Manoel Ribeiro de Moraes Junior

Resumo


Este trabalho não procura enquadrar o conto O Artista da Fome de Franz Kafka às categorias teóricas da filosofia ou da teologia, muito menos subjuga-la às interpretações das Ciências da Religião. Menos que isto, este trabalho procura colher pistas de expressões humanas à luz de aspectos culturais que entendem-se ser religioso e teológico, porém, com compromisso maior de compreender e explicar a densidade do humano que, por sua vez, se mostra melhor no palco principal de sua mais importante revelação: a narrativa como tessitura exposta e significada da auto-compreensão humana sobre seus mundos físico, social e subjetivo. Na primeira parte deste artigo, procuraremos destacar os aspectos do imaginário judaico e social no qual circunscreviam comportamentos da época de Franz Kafka. Na parte seguinte, trataremos do Artista da Fome.
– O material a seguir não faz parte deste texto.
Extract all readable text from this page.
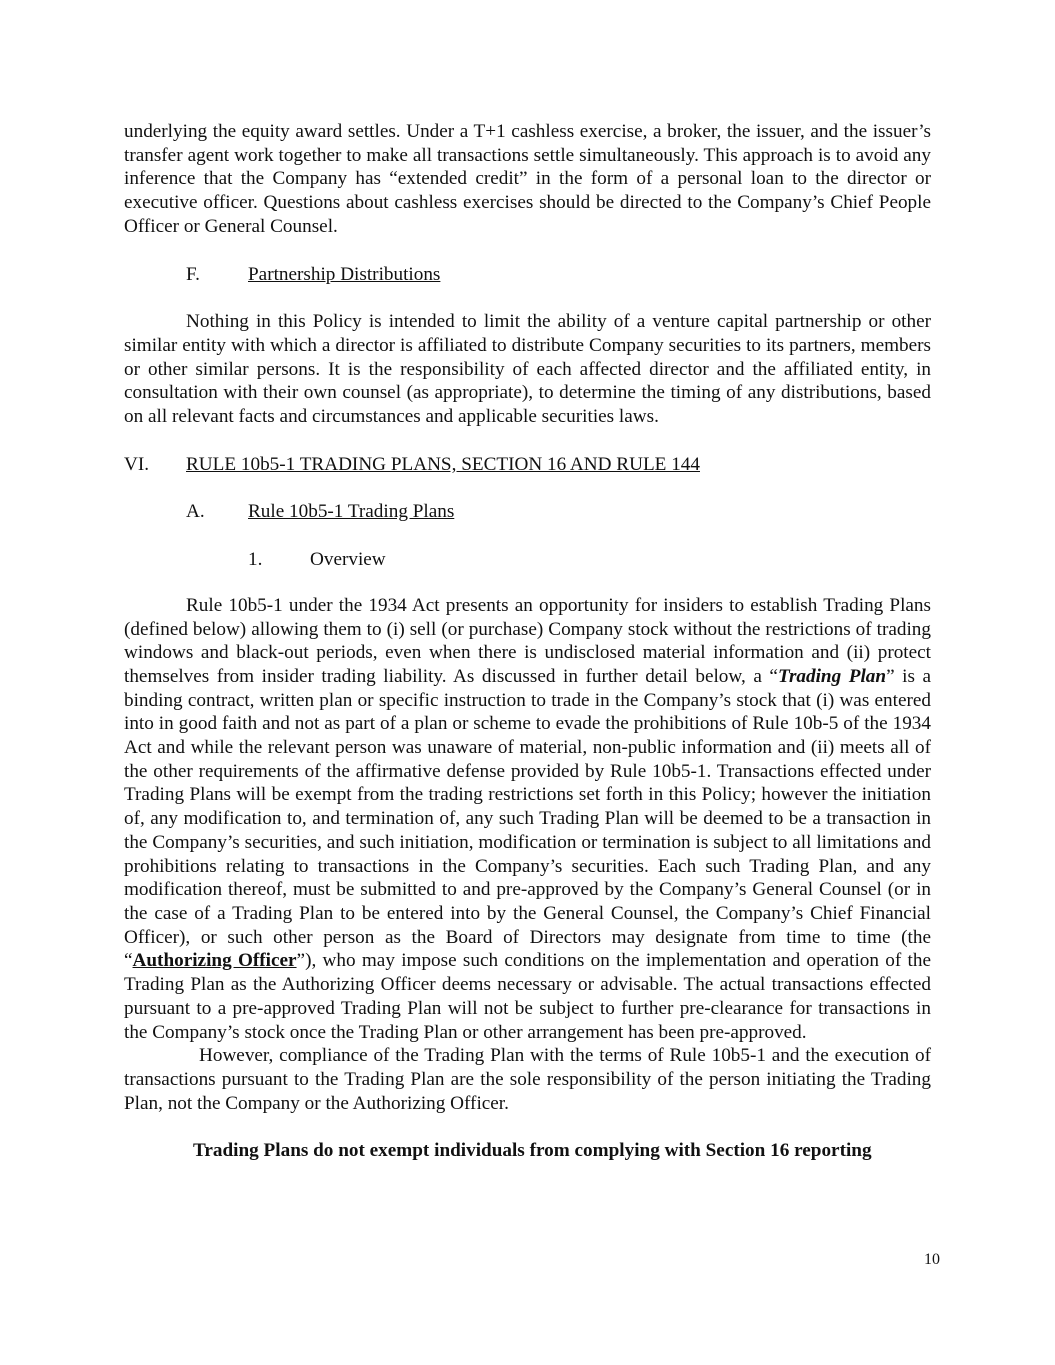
underlying the equity award settles. Under a T+1 cashless exercise, a broker, the issuer, and the issuer’s transfer agent work together to make all transactions settle simultaneously. This approach is to avoid any inference that the Company has “extended credit” in the form of a personal loan to the director or executive officer. Questions about cashless exercises should be directed to the Company’s Chief People Officer or General Counsel.

F.	Partnership Distributions

Nothing in this Policy is intended to limit the ability of a venture capital partnership or other similar entity with which a director is affiliated to distribute Company securities to its partners, members or other similar persons. It is the responsibility of each affected director and the affiliated entity, in consultation with their own counsel (as appropriate), to determine the timing of any distributions, based on all relevant facts and circumstances and applicable securities laws.

VI.	RULE 10b5-1 TRADING PLANS, SECTION 16 AND RULE 144
A.	Rule 10b5-1 Trading Plans
1.	Overview

Rule 10b5-1 under the 1934 Act presents an opportunity for insiders to establish Trading Plans (defined below) allowing them to (i) sell (or purchase) Company stock without the restrictions of trading windows and black-out periods, even when there is undisclosed material information and (ii) protect themselves from insider trading liability. As discussed in further detail below, a “Trading Plan” is a binding contract, written plan or specific instruction to trade in the Company’s stock that (i) was entered into in good faith and not as part of a plan or scheme to evade the prohibitions of Rule 10b-5 of the 1934 Act and while the relevant person was unaware of material, non-public information and (ii) meets all of the other requirements of the affirmative defense provided by Rule 10b5-1. Transactions effected under Trading Plans will be exempt from the trading restrictions set forth in this Policy; however the initiation of, any modification to, and termination of, any such Trading Plan will be deemed to be a transaction in the Company’s securities, and such initiation, modification or termination is subject to all limitations and prohibitions relating to transactions in the Company’s securities. Each such Trading Plan, and any modification thereof, must be submitted to and pre-approved by the Company’s General Counsel (or in the case of a Trading Plan to be entered into by the General Counsel, the Company’s Chief Financial Officer), or such other person as the Board of Directors may designate from time to time (the “Authorizing Officer”), who may impose such conditions on the implementation and operation of the Trading Plan as the Authorizing Officer deems necessary or advisable. The actual transactions effected pursuant to a pre-approved Trading Plan will not be subject to further pre-clearance for transactions in the Company’s stock once the Trading Plan or other arrangement has been pre-approved.

However, compliance of the Trading Plan with the terms of Rule 10b5-1 and the execution of transactions pursuant to the Trading Plan are the sole responsibility of the person initiating the Trading Plan, not the Company or the Authorizing Officer.

Trading Plans do not exempt individuals from complying with Section 16 reporting

10
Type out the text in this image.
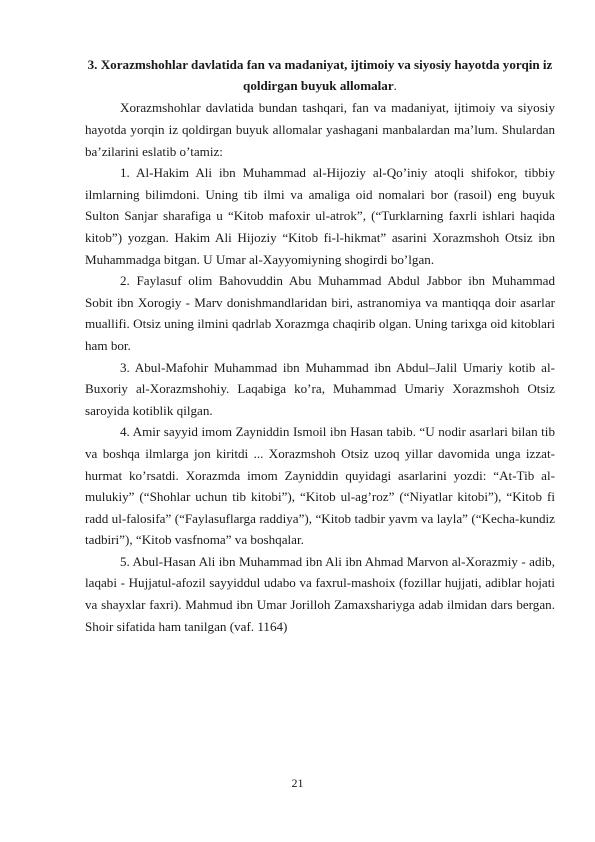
3. Xorazmshohlar davlatida fan va madaniyat, ijtimoiy va siyosiy hayotda yorqin iz qoldirgan buyuk allomalar.

Xorazmshohlar davlatida bundan tashqari, fan va madaniyat, ijtimoiy va siyosiy hayotda yorqin iz qoldirgan buyuk allomalar yashagani manbalardan ma’lum. Shulardan ba’zilarini eslatib o’tamiz:

1. Al-Hakim Ali ibn Muhammad al-Hijoziy al-Qo’iniy atoqli shifokor, tibbiy ilmlarning bilimdoni. Uning tib ilmi va amaliga oid nomalari bor (rasoil) eng buyuk Sulton Sanjar sharafiga u “Kitob mafoxir ul-atrok”, (“Turklarning faxrli ishlari haqida kitob”) yozgan. Hakim Ali Hijoziy “Kitob fi-l-hikmat” asarini Xorazmshoh Otsiz ibn Muhammadga bitgan. U Umar al-Xayyomiyning shogirdi bo’lgan.

2. Faylasuf olim Bahovuddin Abu Muhammad Abdul Jabbor ibn Muhammad Sobit ibn Xorogiy - Marv donishmandlaridan biri, astranomiya va mantiqqa doir asarlar muallifi. Otsiz uning ilmini qadrlab Xorazmga chaqirib olgan. Uning tarixga oid kitoblari ham bor.

3. Abul-Mafohir Muhammad ibn Muhammad ibn Abdul–Jalil Umariy kotib al-Buxoriy al-Xorazmshohiy. Laqabiga ko’ra, Muhammad Umariy Xorazmshoh Otsiz saroyida kotiblik qilgan.

4. Amir sayyid imom Zayniddin Ismoil ibn Hasan tabib. “U nodir asarlari bilan tib va boshqa ilmlarga jon kiritdi ... Xorazmshoh Otsiz uzoq yillar davomida unga izzat-hurmat ko’rsatdi. Xorazmda imom Zayniddin quyidagi asarlarini yozdi: “At-Tib al-mulukiy” (“Shohlar uchun tib kitobi”), “Kitob ul-ag’roz” (“Niyatlar kitobi”), “Kitob fi radd ul-falosifa” (“Faylasuflarga raddiya”), “Kitob tadbir yavm va layla” (“Kecha-kundiz tadbiri”), “Kitob vasfnoma” va boshqalar.

5. Abul-Hasan Ali ibn Muhammad ibn Ali ibn Ahmad Marvon al-Xorazmiy - adib, laqabi - Hujjatul-afozil sayyiddul udabo va faxrul-mashoix (fozillar hujjati, adiblar hojati va shayxlar faxri). Mahmud ibn Umar Jorilloh Zamaxshariyga adab ilmidan dars bergan. Shoir sifatida ham tanilgan (vaf. 1164)

21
Um personagem que revela a tensão entre o “viver humano”, a fome e a indiferença por meio dos serviços de empregabilidade alienante e da sociabilidade posta sem afetividade. Na última parte, será exposta uma dimensão sobre a antropologia reprimida em tempos de prevalência de imperativos desenvolvimentistas, mas que é fundamental para os ideais de política democrática e estofo para qualquer sociedade que se permita à tensão equiparada entre liberdade e justiça. A hipótese deste trabalho aponta para o fato de que a supressão da autonomia humana é abertura para tempos terminais da história e da política.